While the experts are doing the investigation, it is important to liaise and coordinate, depending upon the legal parameters of the crime, with local or federal cybercrime units. In some states in the U.S., it is a federal crime not to report computer crimes and soon, reporting of cybercrimes will be federally mandated. But the key point in cybercrime investigation is ensuring that the evidence gathered will stand up to legal scrutiny.
Part II. A common story heard about cybercrimes is the use of “social engineering techniques.” Social engineering basically is playing the “con man” to elicit information from gullible or unknowing victims. A Help Desk employee for example can call a secretary and ask for her password since he needs it to diagnose her PC remotely. Since there is a “trust relationship” already, the secretary gives her PC password. The Help Desk employee then accessed the secretary’s PC and downloaded confidential memos and reports. He then sells these documents to competitors and the competitors ended up gaining advantage on the Help Desk employee’s company because they already have insider information.
A case like this could have been prevented if the company, or even any government agency, had good security policies in place. Part of the security policies would have been user education training and if the user’s had been properly trained, they would have known that nobody needs to know their passwords but themselves. In securing the information systems, the baseline or starting point is having good security policies in place and these policies should and must be based on globally accepted standards and industry best practices. The ISO 17799 or Code of Practice for Information Security Management (ISO/IEC, 2005) is always one of the best standards to adapt whether small, medium or large enterprises – even government agencies for that matter!

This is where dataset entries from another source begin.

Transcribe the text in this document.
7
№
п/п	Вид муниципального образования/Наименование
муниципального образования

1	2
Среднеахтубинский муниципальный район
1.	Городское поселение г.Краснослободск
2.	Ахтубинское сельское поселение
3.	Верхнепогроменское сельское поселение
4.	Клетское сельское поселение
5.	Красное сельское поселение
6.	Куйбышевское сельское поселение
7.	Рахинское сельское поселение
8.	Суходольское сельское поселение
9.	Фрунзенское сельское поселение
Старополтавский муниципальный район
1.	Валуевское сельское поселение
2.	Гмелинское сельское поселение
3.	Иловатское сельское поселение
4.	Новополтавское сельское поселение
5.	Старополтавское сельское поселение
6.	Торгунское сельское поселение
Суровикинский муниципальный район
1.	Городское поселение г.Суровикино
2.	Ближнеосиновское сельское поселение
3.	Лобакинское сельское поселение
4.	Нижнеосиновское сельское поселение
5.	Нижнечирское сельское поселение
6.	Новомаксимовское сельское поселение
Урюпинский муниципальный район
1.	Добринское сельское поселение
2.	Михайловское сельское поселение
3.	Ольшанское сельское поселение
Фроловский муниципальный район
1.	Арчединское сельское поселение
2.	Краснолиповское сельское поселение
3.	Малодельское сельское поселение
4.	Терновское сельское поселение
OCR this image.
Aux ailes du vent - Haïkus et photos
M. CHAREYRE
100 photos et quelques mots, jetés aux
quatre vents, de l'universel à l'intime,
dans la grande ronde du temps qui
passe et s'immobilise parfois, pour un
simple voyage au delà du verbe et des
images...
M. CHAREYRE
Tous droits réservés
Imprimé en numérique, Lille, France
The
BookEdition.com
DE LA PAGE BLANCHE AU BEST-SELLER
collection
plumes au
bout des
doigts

Shaurette (2002) stated that, “Information security is not just about technological controls. Security cannot be achieved solely through the application of software or hardware. Any attempt to implement technology controls without considering the cultural and social attitudes of the corporation is a formula for disaster.” Once this has been taken into mind, mitigation of risks to the information systems will be achieved and prevention of cybercrimes, whether from malicious insiders or external criminal hackers, will be tempered.